Wednesday, June 29, 2011

Mad as a hornet

My little garden has been doing so well this year, since I actually plugged in the sprinkler and left the hose draped across the lawn all day, thus ensuring that things got watered on a regular basis. (Somehow unwinding and putting away the hose is an insurmountable obstacle, mentally.) I was so delighted to be given several more plants last week, including dill, parsley, rosemary, and several basil, not to mention a few tomatoes. I planted them with sweat and toil, and looked forward to the prospect of a rich harvest. And every day thereafter, the rabbits came and systematically munched their way through it.

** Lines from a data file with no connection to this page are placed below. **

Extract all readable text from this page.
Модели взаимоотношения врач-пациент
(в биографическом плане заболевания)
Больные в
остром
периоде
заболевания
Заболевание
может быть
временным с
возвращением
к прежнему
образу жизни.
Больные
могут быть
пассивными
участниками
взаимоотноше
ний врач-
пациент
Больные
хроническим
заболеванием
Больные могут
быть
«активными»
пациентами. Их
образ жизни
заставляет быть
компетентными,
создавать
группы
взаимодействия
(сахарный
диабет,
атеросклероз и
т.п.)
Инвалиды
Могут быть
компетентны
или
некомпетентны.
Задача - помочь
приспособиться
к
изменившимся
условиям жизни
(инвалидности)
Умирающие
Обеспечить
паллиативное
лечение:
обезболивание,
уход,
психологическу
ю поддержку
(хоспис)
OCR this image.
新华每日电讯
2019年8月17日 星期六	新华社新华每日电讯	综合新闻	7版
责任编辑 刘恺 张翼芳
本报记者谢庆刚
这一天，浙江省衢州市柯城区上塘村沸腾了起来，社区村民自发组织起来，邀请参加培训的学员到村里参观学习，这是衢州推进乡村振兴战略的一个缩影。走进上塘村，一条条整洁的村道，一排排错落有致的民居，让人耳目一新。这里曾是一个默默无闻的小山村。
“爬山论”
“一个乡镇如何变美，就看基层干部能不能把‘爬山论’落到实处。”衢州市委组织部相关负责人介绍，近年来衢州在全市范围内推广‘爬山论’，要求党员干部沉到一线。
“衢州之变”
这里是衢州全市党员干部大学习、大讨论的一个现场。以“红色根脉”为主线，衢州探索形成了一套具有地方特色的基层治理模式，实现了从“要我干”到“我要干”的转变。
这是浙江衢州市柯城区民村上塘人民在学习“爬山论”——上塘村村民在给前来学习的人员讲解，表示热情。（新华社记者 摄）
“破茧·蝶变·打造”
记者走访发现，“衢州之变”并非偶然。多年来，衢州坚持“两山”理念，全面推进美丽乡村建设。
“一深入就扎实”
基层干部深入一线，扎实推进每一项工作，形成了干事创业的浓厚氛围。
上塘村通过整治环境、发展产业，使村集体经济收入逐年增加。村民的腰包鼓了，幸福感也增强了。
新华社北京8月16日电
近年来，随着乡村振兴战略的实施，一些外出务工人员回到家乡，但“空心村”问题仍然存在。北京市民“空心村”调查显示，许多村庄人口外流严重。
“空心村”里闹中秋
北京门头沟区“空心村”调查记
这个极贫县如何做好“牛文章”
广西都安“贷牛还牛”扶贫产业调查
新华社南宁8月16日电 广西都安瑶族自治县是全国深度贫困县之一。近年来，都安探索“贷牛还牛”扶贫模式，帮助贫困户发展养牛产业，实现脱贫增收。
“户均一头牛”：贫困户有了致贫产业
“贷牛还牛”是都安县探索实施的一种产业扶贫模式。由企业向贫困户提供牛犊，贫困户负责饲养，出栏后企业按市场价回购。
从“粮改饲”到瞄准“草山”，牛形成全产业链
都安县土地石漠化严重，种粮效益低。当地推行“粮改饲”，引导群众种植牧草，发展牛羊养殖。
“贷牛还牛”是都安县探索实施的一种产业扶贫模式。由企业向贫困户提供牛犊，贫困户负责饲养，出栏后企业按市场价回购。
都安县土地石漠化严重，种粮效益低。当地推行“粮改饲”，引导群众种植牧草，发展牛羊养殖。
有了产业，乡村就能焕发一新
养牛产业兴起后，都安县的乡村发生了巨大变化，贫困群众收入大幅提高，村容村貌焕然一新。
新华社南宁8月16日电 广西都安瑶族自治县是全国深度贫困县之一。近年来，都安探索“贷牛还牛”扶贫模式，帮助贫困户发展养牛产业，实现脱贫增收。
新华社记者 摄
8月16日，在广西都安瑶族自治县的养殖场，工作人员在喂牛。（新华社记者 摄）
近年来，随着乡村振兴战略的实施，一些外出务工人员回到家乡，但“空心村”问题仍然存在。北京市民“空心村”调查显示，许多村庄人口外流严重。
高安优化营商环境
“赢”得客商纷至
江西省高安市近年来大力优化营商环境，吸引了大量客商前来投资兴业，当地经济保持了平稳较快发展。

Our garden, let it be noted, was already enclosed with a chain link fence. Michael wrapped chicken wire along the lower portion a few years ago, and secured it tightly to the fence with tie straps last year, because rabbits still wriggled through. Now we think they must have begun to burrow under the chain link fencing, enticed by the fragrance of the herbs. It's very disappointing, to say the least.

I went out there the other day with a shovel to pound clay along the fence line and build up an earthen dike sufficient to deter the little beasts. Red Georgia clay we have in profusion, and I was excavating a deep hole nearby and pounding it around the fence with great ferocity when I noticed a flurry of yellow jackets coalescing with astonishing rapidity. Four of them got to me as I beat a hasty retreat. The internet informed me that I had up to 20 hours to die of anaphylactic shock, so when that didn't happen, I concluded happily that I am not allergic to hornets.

Meanwhile the rabbits continue to devour my hard-earned produce, and I seethe with Wile E. Coyote-like rage. Each morning when I survey the desolation, I can practically feel my eyeballs swirl with red indignation as I contemplate lining the garden with mousetraps, poison, venus fly-traps, and TNT. First we have to vanquish the hornets. Why can't the hornets sting the rabbits?